Jun 16, 2026 | Career & Business

The title “Of Counsel” is one of the most versatile — and frequently misunderstood — designations in the legal profession. Whether you are a retired partner transitioning out of practice or a specialist looking for a flexible affiliation, understanding the nuances of this role is essential.

While the title suggests a prestigious, high-level connection to a firm, the underlying legal and tax structure can vary wildly. Here is what every attorney needs to know about the “Of Counsel” arrangement.

Is “Of Counsel” Considered Employment?

The short answer: It depends. The “Of Counsel” label describes a relationship, not a specific tax status. Depending on the agreement, you may be classified as an Employee (W-2) or an Independent Contractor (1099). This distinction isn’t just semantics — it dictates your tax obligations, benefits, and legal protections.

Determining Your Tax Status: The Key Factors

For legal and tax purposes, the IRS and state authorities look past the title and examine the actual nature of the relationship. The determining factor is if this is an ongoing partnership with benefits (employee), or is the relationship a temporary, hourly, or project-based arrangement (contractor)?

Common “Of Counsel” Structures

Because the term is so flexible, these relationships generally fall into one of three buckets:

  1. The Independent Contractor: Common for experienced lawyers seeking autonomy. These attorneys are affiliated with a firm but remain self-employed, often operating under a fee-sharing agreement without a salary.
  2. The Salaried Employee: Often used for senior attorneys who aren’t on the partnership track or who work reduced hours.
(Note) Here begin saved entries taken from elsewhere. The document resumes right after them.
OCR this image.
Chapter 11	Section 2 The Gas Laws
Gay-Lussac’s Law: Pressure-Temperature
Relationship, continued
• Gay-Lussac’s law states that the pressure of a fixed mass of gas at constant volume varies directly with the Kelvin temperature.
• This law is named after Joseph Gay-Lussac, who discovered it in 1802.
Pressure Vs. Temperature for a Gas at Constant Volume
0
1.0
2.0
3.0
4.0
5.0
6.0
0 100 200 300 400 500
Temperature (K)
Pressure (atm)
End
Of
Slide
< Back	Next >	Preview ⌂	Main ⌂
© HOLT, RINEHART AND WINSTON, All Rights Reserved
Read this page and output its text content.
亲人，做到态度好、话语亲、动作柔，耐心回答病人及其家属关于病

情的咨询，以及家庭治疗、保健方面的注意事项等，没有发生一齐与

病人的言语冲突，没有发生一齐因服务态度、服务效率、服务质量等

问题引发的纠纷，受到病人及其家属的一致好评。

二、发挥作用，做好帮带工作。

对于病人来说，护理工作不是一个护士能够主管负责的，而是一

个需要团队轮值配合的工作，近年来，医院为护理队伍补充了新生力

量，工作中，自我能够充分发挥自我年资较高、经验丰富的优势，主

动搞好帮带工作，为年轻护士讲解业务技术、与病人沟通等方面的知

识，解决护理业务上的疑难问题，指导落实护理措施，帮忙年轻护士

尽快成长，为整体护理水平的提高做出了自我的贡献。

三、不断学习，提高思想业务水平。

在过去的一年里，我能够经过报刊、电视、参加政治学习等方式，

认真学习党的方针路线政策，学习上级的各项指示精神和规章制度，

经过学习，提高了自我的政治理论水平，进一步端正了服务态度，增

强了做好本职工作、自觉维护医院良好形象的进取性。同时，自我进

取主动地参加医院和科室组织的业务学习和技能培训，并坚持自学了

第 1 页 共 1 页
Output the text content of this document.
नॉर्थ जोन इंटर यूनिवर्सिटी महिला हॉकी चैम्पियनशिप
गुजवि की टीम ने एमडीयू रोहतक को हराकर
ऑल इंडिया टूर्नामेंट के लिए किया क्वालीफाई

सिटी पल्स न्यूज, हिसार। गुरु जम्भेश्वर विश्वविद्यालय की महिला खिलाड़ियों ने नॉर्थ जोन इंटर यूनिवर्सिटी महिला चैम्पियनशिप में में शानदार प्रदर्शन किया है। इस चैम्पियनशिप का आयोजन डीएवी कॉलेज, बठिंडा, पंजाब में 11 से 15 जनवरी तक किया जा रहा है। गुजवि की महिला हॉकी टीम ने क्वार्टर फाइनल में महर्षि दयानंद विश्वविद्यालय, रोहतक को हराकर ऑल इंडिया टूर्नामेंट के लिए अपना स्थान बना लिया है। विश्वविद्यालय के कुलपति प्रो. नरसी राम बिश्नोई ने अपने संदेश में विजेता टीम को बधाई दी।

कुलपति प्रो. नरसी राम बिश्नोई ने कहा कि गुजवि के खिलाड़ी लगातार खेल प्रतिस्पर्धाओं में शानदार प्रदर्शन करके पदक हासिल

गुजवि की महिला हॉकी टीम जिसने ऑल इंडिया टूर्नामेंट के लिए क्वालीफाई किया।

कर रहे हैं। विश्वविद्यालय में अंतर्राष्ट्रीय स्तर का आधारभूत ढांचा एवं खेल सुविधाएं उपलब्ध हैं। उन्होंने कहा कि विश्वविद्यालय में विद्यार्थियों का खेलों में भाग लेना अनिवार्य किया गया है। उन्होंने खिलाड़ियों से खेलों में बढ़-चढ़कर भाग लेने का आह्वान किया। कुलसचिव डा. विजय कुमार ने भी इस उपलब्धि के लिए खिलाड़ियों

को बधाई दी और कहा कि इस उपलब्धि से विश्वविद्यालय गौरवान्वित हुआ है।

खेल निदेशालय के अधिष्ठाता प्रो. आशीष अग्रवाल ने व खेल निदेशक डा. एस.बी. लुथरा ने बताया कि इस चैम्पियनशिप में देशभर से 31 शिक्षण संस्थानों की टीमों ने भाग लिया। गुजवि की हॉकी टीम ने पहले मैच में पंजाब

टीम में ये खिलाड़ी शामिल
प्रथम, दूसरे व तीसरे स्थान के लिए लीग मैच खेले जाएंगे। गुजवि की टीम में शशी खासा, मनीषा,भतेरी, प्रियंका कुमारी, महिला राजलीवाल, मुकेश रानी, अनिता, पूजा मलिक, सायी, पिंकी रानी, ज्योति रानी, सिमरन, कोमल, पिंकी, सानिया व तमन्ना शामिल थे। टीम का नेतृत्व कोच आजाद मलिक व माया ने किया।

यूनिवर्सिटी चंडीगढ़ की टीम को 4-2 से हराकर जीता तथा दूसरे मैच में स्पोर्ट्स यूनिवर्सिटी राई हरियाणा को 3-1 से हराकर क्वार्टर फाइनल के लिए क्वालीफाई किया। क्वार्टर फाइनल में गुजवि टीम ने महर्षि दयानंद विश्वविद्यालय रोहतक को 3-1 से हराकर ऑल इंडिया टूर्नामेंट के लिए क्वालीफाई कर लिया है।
These individuals receive a salary and benefits, much like a senior associate.
  3. The Transitional Employee: This is frequently a temporary phase — either a “probationary” period for a prospective partner or as a partner transitions into retirement with more limited client involvement.

Why the Distinction Matters

Misclassification is a high-stakes mistake for both the attorney and the firm. The consequences of getting it wrong include:

  • Tax Obligations: Independent contractors must manage their own self-employment taxes, while firms are responsible for withholding for employees.
  • Benefits Access: Employees are generally eligible for firm-sponsored health insurance and 401(k) plans, which are typically unavailable to contractors.
  • Liability and Malpractice: The classification can impact how you are covered under the firm’s malpractice insurance policy.
  • Legal Penalties: If the IRS determines that a worker has been misclassified, the firm could face massive penalties and state employment law violations.

The Ethics of the Designation

It is important to remember that the American Bar Association (ABA) and state ethics boards have their own requirements. To use the “Of Counsel” title appropriately, there must be a “close, regular, personal relationship.” Regardless of what you call the arrangement, if the firm provides significant supervision and support, the IRS is highly likely to view you as an employee. Before signing an “Of Counsel” agreement, ensure both parties are aligned on the legal and financial reality of the role.